Secondly, there is a growing easing bias among major central banks, which should see global financial conditions become more supportive for risky assets. This also stands in contrast to the RBA’s “restrictive-for-longer” stance, which may still be undersubscribed by markets.
Therefore, we think the AUD could be supported via both risk sentiment and relative rates channels over time.
Finally, the Aussie dollar simply looks cheap.
“Besides its undervaluation versus our China sentiment gauge, AUD-USD also screens cheap based on our models, when taking key drivers into account,” the bank added.

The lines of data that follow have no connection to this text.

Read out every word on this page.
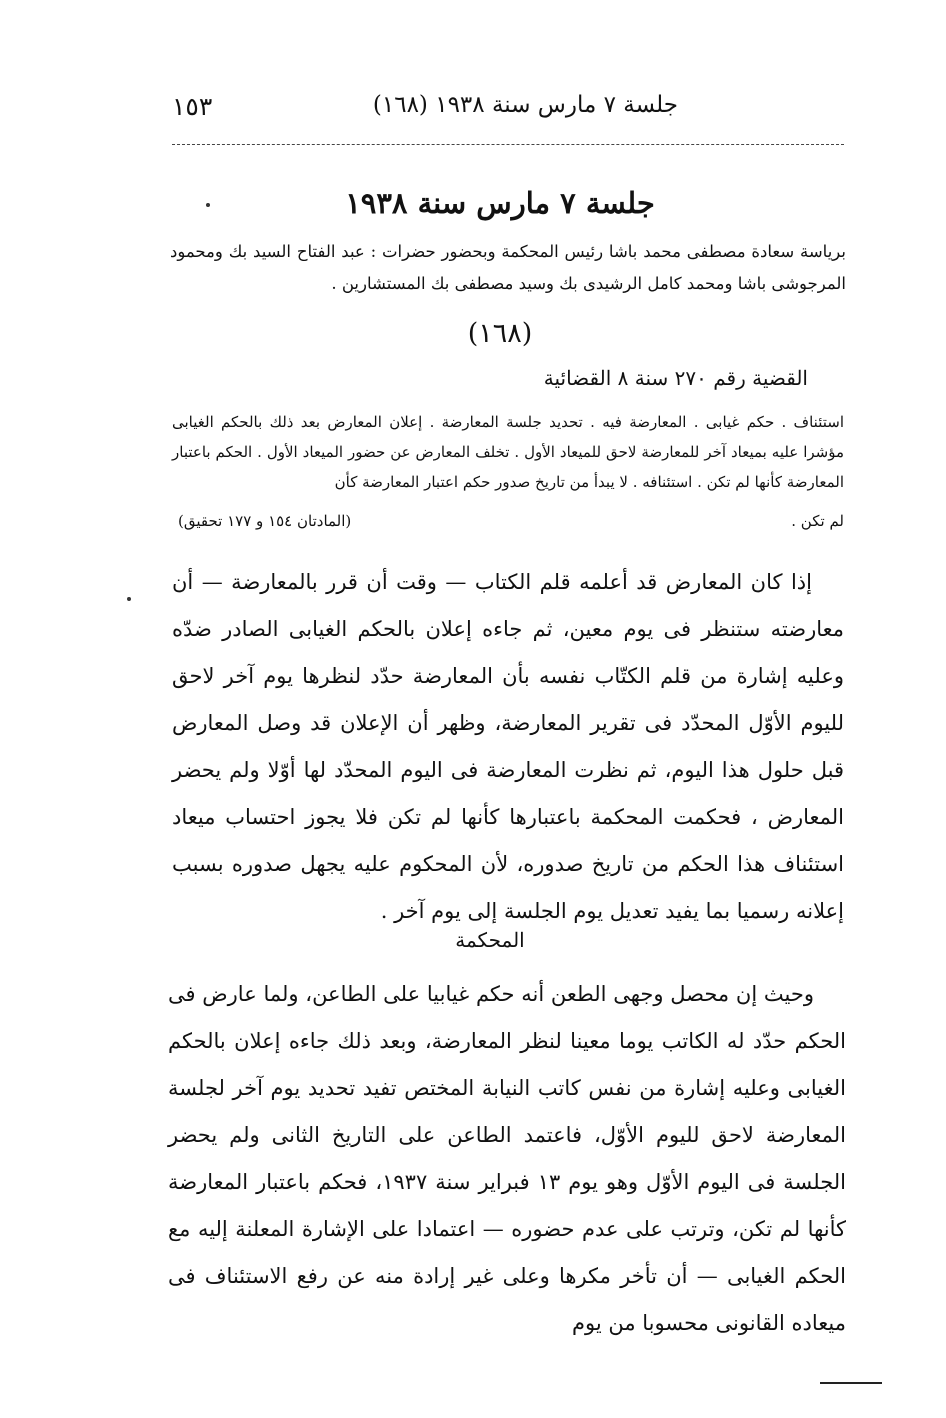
جلسة ٧ مارس سنة ١٩٣٨ (١٦٨)
١٥٣
جلسة ٧ مارس سنة ١٩٣٨
برياسة سعادة مصطفى محمد باشا رئيس المحكمة وبحضور حضرات : عبد الفتاح السيد بك ومحمود المرجوشى باشا ومحمد كامل الرشيدى بك وسيد مصطفى بك المستشارين .
(١٦٨)
القضية رقم ٢٧٠ سنة ٨ القضائية
استئناف . حكم غيابى . المعارضة فيه . تحديد جلسة المعارضة . إعلان المعارض بعد ذلك بالحكم الغيابى مؤشرا عليه بميعاد آخر للمعارضة لاحق للميعاد الأول . تخلف المعارض عن حضور الميعاد الأول . الحكم باعتبار المعارضة كأنها لم تكن . استئنافه . لا يبدأ من تاريخ صدور حكم اعتبار المعارضة كأن
لم تكن .
(المادتان ١٥٤ و ١٧٧ تحقيق)

إذا كان المعارض قد أعلمه قلم الكتاب — وقت أن قرر بالمعارضة — أن معارضته ستنظر فى يوم معين، ثم جاءه إعلان بالحكم الغيابى الصادر ضدّه وعليه إشارة من قلم الكتّاب نفسه بأن المعارضة حدّد لنظرها يوم آخر لاحق لليوم الأوّل المحدّد فى تقرير المعارضة، وظهر أن الإعلان قد وصل المعارض قبل حلول هذا اليوم، ثم نظرت المعارضة فى اليوم المحدّد لها أوّلا ولم يحضر المعارض ، فحكمت المحكمة باعتبارها كأنها لم تكن فلا يجوز احتساب ميعاد استئناف هذا الحكم من تاريخ صدوره، لأن المحكوم عليه يجهل صدوره بسبب إعلانه رسميا بما يفيد تعديل يوم الجلسة إلى يوم آخر .

المحكمة

وحيث إن محصل وجهى الطعن أنه حكم غيابيا على الطاعن، ولما عارض فى الحكم حدّد له الكاتب يوما معينا لنظر المعارضة، وبعد ذلك جاءه إعلان بالحكم الغيابى وعليه إشارة من نفس كاتب النيابة المختص تفيد تحديد يوم آخر لجلسة المعارضة لاحق لليوم الأوّل، فاعتمد الطاعن على التاريخ الثانى ولم يحضر الجلسة فى اليوم الأوّل وهو يوم ١٣ فبراير سنة ١٩٣٧، فحكم باعتبار المعارضة كأنها لم تكن، وترتب على عدم حضوره — اعتمادا على الإشارة المعلنة إليه مع الحكم الغيابى — أن تأخر مكرها وعلى غير إرادة منه عن رفع الاستئناف فى ميعاده القانونى محسوبا من يوم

However, trading a positive AUD stance could be tricky in the near term. Fed repricing, potential geopolitical escalation, and US election risks may dampen the AUD’s performance versus safe-haven currencies, particularly the USD, in the near term.
Instead, we prefer to stay relatively risk-neutral and position for AUD outperformance against other cyclical currencies with a lower beta to China’s growth; a strengthening central bank easing bias compared to the RBA; and a less favourable terms of trade dynamic.
“Therefore, we think the AUD looks attractive on dips against the EUR, GBP and NZD,” HSBC added.